Les sadducéens semblent avoir eu le pouvoir à l'époque d'Alexandre Yannée. Ils semblent avoir aussi appliqué un calendrier différent du calendrier habituel, inspiré par celui d'Henoch. Nous pouvons en déduire que les sadducéens ne sont pas des épicuriens mais bien des mystiques. En fait, cette réputation d'épicuriens que Flavius Josèphe leur attribue est à situer dans sa vision des trois écoles du Judaïsme, les pharisiens sont des stoïciens juifs, les esséniens des pythagoriciens juifs et les sadducéens ne peuvent plus alors qu'être des épicuriens juifs, ce qui n'a guère de sens, mais qui   permettait à ses lecteurs romains de comprendre bien mal à propos les écoles juives.

En sachant que les esséniens sont des sadducéens intransigeants, nous comprenons alors que sadducéens et esséniens ne diffèrent que dans le degré de compromis que les uns et les autres sont prêt à faire avec les puissants perushîm ou pharisiens, mais absolument pas par la mystique qui est similaire. Les sadducéens ont une vision sacerdotale du Judaïsme, ils estiment que tous les commandements ne concernent pas l'ensemble des Juifs comme le voulaient les pharisiens. Il est donc vraisemblable que les sadducéens acceptaient l'usage des tefilin, mais seulement pour les prêtres alors que les pharisiens voulaient rendre le port des tefilin pour l'ensemble des Juifs. 

On doit enfin se demander si les sadducéens niaient la résurrection? La réponse est complexe, ils devaient probablement estimer que si le Judaïsme se lançait dans une religion avec des peines et des récompenses, les gens se mettraient à pratiquer pour obtenir des faveurs de Dieu, alors que la pratique doit être désintéressée. Ils étaient aussi des mystique de l'hénochisme qui considéraient que l'homme doit pratiquer une spiritualité afin d'entrer vivant dans l'éternité, et non attendre la fin des temps. Il n'est pas compliqué de comprendre que le patriarche Hénoch est encore vivant aujourd'hui, il est même considéré comme l'ange Metatron.

Les sadducéens préconisaient pour les Juifs un système moins important de commandements que celui des 613 mitsvoth, (pas pour les qohanîm qui étaient astreints à la totalité des commandements, et bien plus). Mais ils étaient infiniment plus rigoureux dans l'application des peines.
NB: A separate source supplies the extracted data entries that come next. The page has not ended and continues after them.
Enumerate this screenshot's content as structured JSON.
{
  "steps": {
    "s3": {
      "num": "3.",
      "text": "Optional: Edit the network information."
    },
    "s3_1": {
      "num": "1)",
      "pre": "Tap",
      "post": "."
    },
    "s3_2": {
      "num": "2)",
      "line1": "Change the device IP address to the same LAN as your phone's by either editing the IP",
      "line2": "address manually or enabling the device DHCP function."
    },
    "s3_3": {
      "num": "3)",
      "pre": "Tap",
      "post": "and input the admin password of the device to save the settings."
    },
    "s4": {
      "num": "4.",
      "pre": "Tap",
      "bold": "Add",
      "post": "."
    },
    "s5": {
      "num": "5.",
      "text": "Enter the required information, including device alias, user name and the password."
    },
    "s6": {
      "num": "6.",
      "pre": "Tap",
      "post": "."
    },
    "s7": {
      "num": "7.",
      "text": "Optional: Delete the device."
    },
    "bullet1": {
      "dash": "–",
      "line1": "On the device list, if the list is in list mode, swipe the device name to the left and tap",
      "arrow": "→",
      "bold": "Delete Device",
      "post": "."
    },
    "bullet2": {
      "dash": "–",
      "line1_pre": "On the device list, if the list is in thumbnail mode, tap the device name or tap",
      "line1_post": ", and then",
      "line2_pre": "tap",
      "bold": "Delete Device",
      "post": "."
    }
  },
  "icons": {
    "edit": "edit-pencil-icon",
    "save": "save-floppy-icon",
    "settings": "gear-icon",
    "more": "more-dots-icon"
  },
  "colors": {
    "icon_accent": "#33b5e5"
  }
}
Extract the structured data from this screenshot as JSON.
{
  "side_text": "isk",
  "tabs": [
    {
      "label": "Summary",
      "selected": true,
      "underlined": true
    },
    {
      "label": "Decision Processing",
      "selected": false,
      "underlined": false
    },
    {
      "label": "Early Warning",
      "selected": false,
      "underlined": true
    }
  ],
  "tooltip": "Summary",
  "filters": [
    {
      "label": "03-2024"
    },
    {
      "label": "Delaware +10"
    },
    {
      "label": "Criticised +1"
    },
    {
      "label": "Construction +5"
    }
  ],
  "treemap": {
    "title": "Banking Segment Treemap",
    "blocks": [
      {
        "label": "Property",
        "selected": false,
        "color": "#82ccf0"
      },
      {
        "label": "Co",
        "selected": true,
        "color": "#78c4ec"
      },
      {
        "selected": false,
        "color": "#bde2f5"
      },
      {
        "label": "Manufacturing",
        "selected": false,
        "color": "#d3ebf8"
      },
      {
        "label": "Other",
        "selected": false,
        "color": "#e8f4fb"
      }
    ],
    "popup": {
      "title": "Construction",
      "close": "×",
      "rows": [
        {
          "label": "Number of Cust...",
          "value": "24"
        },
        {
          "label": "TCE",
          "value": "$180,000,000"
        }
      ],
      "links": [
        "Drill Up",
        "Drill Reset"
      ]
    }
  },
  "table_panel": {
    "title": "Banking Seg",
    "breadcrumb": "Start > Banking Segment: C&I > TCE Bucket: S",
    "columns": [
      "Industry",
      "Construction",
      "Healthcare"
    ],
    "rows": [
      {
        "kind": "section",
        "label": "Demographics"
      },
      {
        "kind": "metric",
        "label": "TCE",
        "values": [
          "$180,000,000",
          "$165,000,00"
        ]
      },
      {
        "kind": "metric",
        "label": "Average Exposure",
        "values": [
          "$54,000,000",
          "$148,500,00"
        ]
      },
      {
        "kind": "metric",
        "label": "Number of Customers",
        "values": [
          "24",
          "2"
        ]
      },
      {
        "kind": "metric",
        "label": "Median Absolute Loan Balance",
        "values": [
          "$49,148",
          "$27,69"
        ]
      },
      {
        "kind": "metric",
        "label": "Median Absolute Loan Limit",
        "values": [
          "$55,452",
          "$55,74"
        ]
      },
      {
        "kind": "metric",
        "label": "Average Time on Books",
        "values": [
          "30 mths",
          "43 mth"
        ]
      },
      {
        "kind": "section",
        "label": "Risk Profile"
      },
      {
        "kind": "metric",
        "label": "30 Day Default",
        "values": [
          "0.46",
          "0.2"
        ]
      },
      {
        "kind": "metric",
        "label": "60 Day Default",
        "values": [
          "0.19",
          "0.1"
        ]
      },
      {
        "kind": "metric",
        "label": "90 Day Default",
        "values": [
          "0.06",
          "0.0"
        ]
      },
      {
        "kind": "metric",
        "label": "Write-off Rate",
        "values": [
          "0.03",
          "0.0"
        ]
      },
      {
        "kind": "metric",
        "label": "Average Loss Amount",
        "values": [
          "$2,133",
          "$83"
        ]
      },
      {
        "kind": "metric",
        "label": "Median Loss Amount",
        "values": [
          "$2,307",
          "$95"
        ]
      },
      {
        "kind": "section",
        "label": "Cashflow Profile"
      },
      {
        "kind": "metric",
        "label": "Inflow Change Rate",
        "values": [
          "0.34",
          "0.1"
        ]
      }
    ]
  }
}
Pour les pharisiens, plus de commandements, mais moins de rigueur dans les pénalités, pour les sadducéens, moins de commandements exigeaient une rigueur dure dans l'application des peines.

Les sadducéens ne soutenaient pas le port de la kippa pour l'ensemble des Juifs, mais il est possible qu'ils portaient eux-même une kippa, mais comme insigne sacerdotal. 
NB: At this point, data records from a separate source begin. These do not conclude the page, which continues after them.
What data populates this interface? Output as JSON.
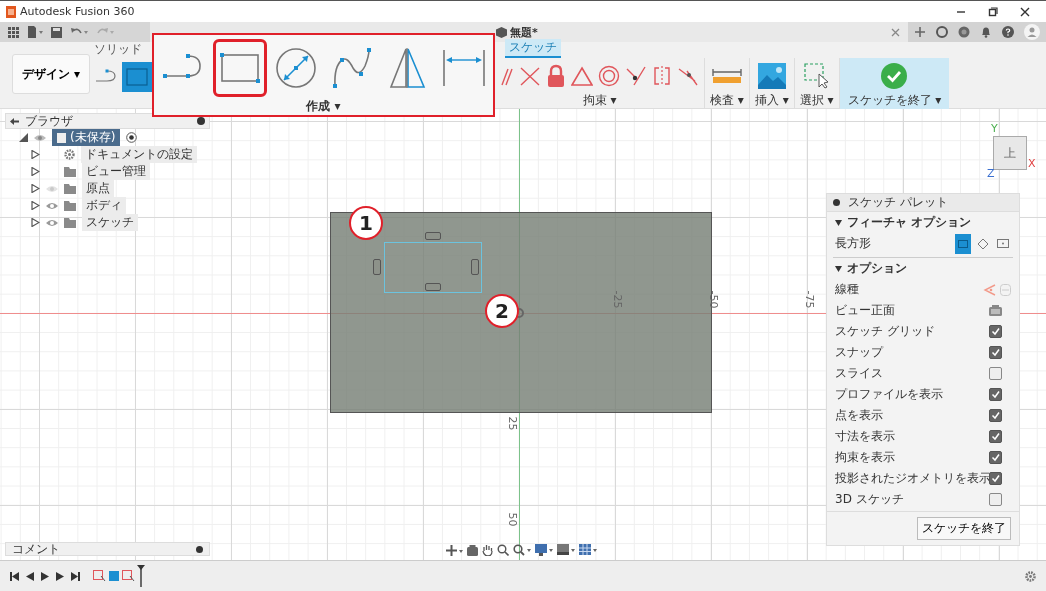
{
  "window": {
    "title": "Autodesk Fusion 360"
  },
  "document_tab": {
    "title": "無題*"
  },
  "ribbon": {
    "workspace": "デザイン ▾",
    "tabs": [
      {
        "label": "ソリッド",
        "selected": false
      },
      {
        "label": "スケッチ",
        "selected": true
      }
    ],
    "groups": [
      {
        "kind": "constraints",
        "label": "拘束 ▾"
      },
      {
        "kind": "inspect",
        "label": "検査 ▾"
      },
      {
        "kind": "insert",
        "label": "挿入 ▾"
      },
      {
        "kind": "select",
        "label": "選択 ▾"
      },
      {
        "kind": "finish",
        "label": "スケッチを終了 ▾"
      }
    ]
  },
  "create_callout": {
    "label": "作成 ▾",
    "tools": [
      {
        "kind": "arc",
        "selected": false
      },
      {
        "kind": "rectangle",
        "selected": true
      },
      {
        "kind": "circle",
        "selected": false
      },
      {
        "kind": "spline",
        "selected": false
      },
      {
        "kind": "mirror",
        "selected": false
      },
      {
        "kind": "dimension",
        "selected": false
      }
    ]
  },
  "browser": {
    "title": "ブラウザ",
    "root": {
      "label": "(未保存)",
      "expanded": true,
      "children": [
        {
          "kind": "settings",
          "label": "ドキュメントの設定",
          "expanded": false
        },
        {
          "kind": "folder",
          "label": "ビュー管理",
          "expanded": false
        },
        {
          "kind": "layer",
          "label": "原点",
          "expanded": false,
          "visible": false
        },
        {
          "kind": "layer",
          "label": "ボディ",
          "expanded": false,
          "visible": true
        },
        {
          "kind": "layer",
          "label": "スケッチ",
          "expanded": false,
          "visible": true
        }
      ]
    }
  },
  "comments": {
    "label": "コメント"
  },
  "canvas": {
    "x_ticks": [
      "-25",
      "-50",
      "-75"
    ],
    "y_ticks": [
      "25",
      "50"
    ],
    "markers": [
      "1",
      "2"
    ],
    "view_cube": {
      "face": "上",
      "axes": [
        "Y",
        "Z",
        "X"
      ]
    }
  },
  "palette": {
    "title": "スケッチ パレット",
    "feature_options": {
      "title": "フィーチャ オプション",
      "expanded": true,
      "label": "長方形",
      "types": [
        {
          "kind": "two-point",
          "selected": true
        },
        {
          "kind": "three-point",
          "selected": false
        },
        {
          "kind": "center",
          "selected": false
        }
      ]
    },
    "options": {
      "title": "オプション",
      "expanded": true,
      "rows": [
        {
          "kind": "linetype",
          "label": "線種"
        },
        {
          "kind": "button",
          "label": "ビュー正面"
        },
        {
          "kind": "checkbox",
          "label": "スケッチ グリッド",
          "checked": true
        },
        {
          "kind": "checkbox",
          "label": "スナップ",
          "checked": true
        },
        {
          "kind": "checkbox",
          "label": "スライス",
          "checked": false
        },
        {
          "kind": "checkbox",
          "label": "プロファイルを表示",
          "checked": true
        },
        {
          "kind": "checkbox",
          "label": "点を表示",
          "checked": true
        },
        {
          "kind": "checkbox",
          "label": "寸法を表示",
          "checked": true
        },
        {
          "kind": "checkbox",
          "label": "拘束を表示",
          "checked": true
        },
        {
          "kind": "checkbox",
          "label": "投影されたジオメトリを表示",
          "checked": true
        },
        {
          "kind": "checkbox",
          "label": "3D スケッチ",
          "checked": false
        }
      ]
    },
    "finish_button": "スケッチを終了"
  }
}
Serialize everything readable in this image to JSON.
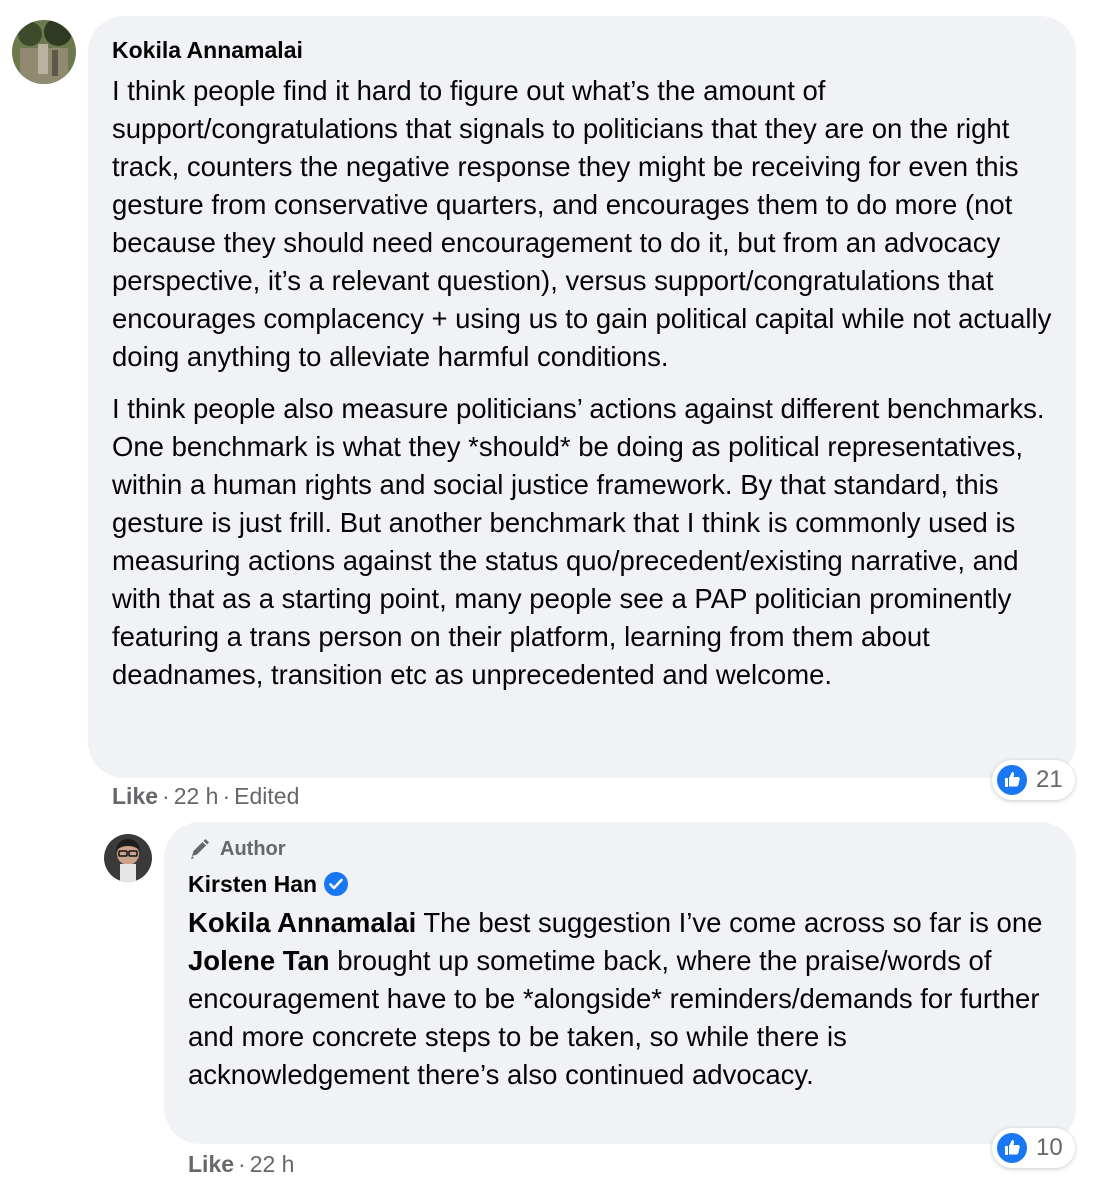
{
  "comments": [
    {
      "author": "Kokila Annamalai",
      "paragraphs": [
        "I think people find it hard to figure out what’s the amount of support/congratulations that signals to politicians that they are on the right track, counters the negative response they might be receiving for even this gesture from conservative quarters, and encourages them to do more (not because they should need encouragement to do it, but from an advocacy perspective, it’s a relevant question), versus support/congratulations that encourages complacency + using us to gain political capital while not actually doing anything to alleviate harmful conditions.",
        "I think people also measure politicians’ actions against different benchmarks. One benchmark is what they *should* be doing as political representatives, within a human rights and social justice framework. By that standard, this gesture is just frill. But another benchmark that I think is commonly used is measuring actions against the status quo/precedent/existing narrative, and with that as a starting point, many people see a PAP politician prominently featuring a trans person on their platform, learning from them about deadnames, transition etc as unprecedented and welcome."
      ],
      "like_label": "Like",
      "time": "22 h",
      "edited": "Edited",
      "reactions": "21"
    }
  ],
  "reply": {
    "badge": "Author",
    "author": "Kirsten Han",
    "mention_1": "Kokila Annamalai",
    "text_1": " The best suggestion I’ve come across so far is one ",
    "mention_2": "Jolene Tan",
    "text_2": " brought up sometime back, where the praise/words of encouragement have to be *alongside* reminders/demands for further and more concrete steps to be taken, so while there is acknowledgement there’s also continued advocacy.",
    "like_label": "Like",
    "time": "22 h",
    "reactions": "10"
  },
  "colors": {
    "bubble": "#f0f2f5",
    "meta_text": "#65676b",
    "like_blue": "#1877f2"
  }
}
Notons qu'Idriss, l'équivalent arabe à Hénoch (même si l'Idriss du Coran a de nombreux traits empruntés à Hermès Trismégistes, dont c'est d'ailleurs le nom arabe) a comme étymologie doresh, étudier, or le mot doresh était un titre chez les esséniens, le plus haut personnage de l'essénisme portait soit le titre de Maître de Justice, soit le titre de Doresh haTorah, c'est-à-dire l'Interprète de la Torah... C'est probablement une évolution esséniens > nazaréens > nazaréens s'installent à Petra après la guerre de 115–118. Ils quittent Petra pour l'Arabie vers 500, suite à différents tremblements et s'installèrent en Arabie, Médine, La Mecque, etc. L'araméen de Petra est très proche de l'écriture arabe.
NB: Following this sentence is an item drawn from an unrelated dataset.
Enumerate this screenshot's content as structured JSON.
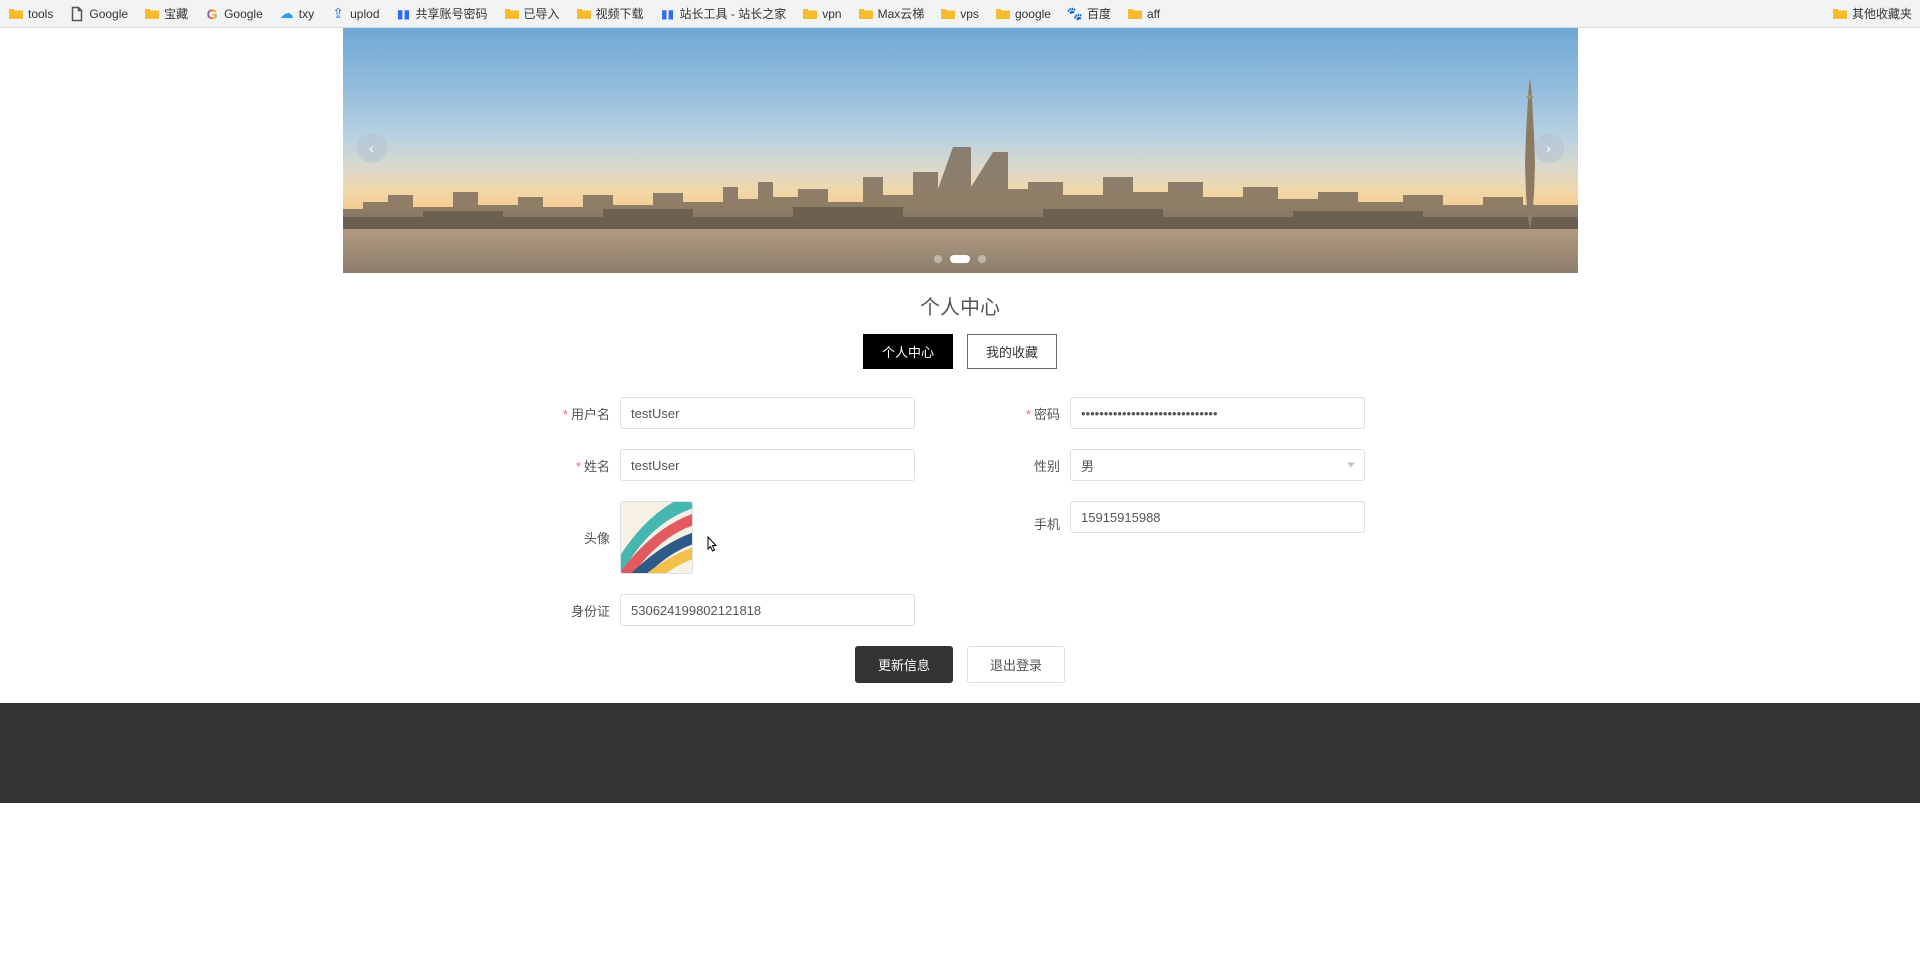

Les Qaraïtes peuvent être considérés comme des néo-sadducéens, ils ne diffèrent néanmoins pas des pharisiens en ce qui concerne le Tanakh, les sadducéens reconnaissaient comme canoniques le Livre d'Henoch et le Livre des Jubilés, les Qaraïtes non (mais, ces livres n'existaient plus à l'époque où apparurent les qaraïtes). Les qaraïtes furent influencés par la découverte de la grotte aux livres (vers 800) qui contenaient des exemplaires de l'Écrit de Damas et de la Sagesse de Ben Sira.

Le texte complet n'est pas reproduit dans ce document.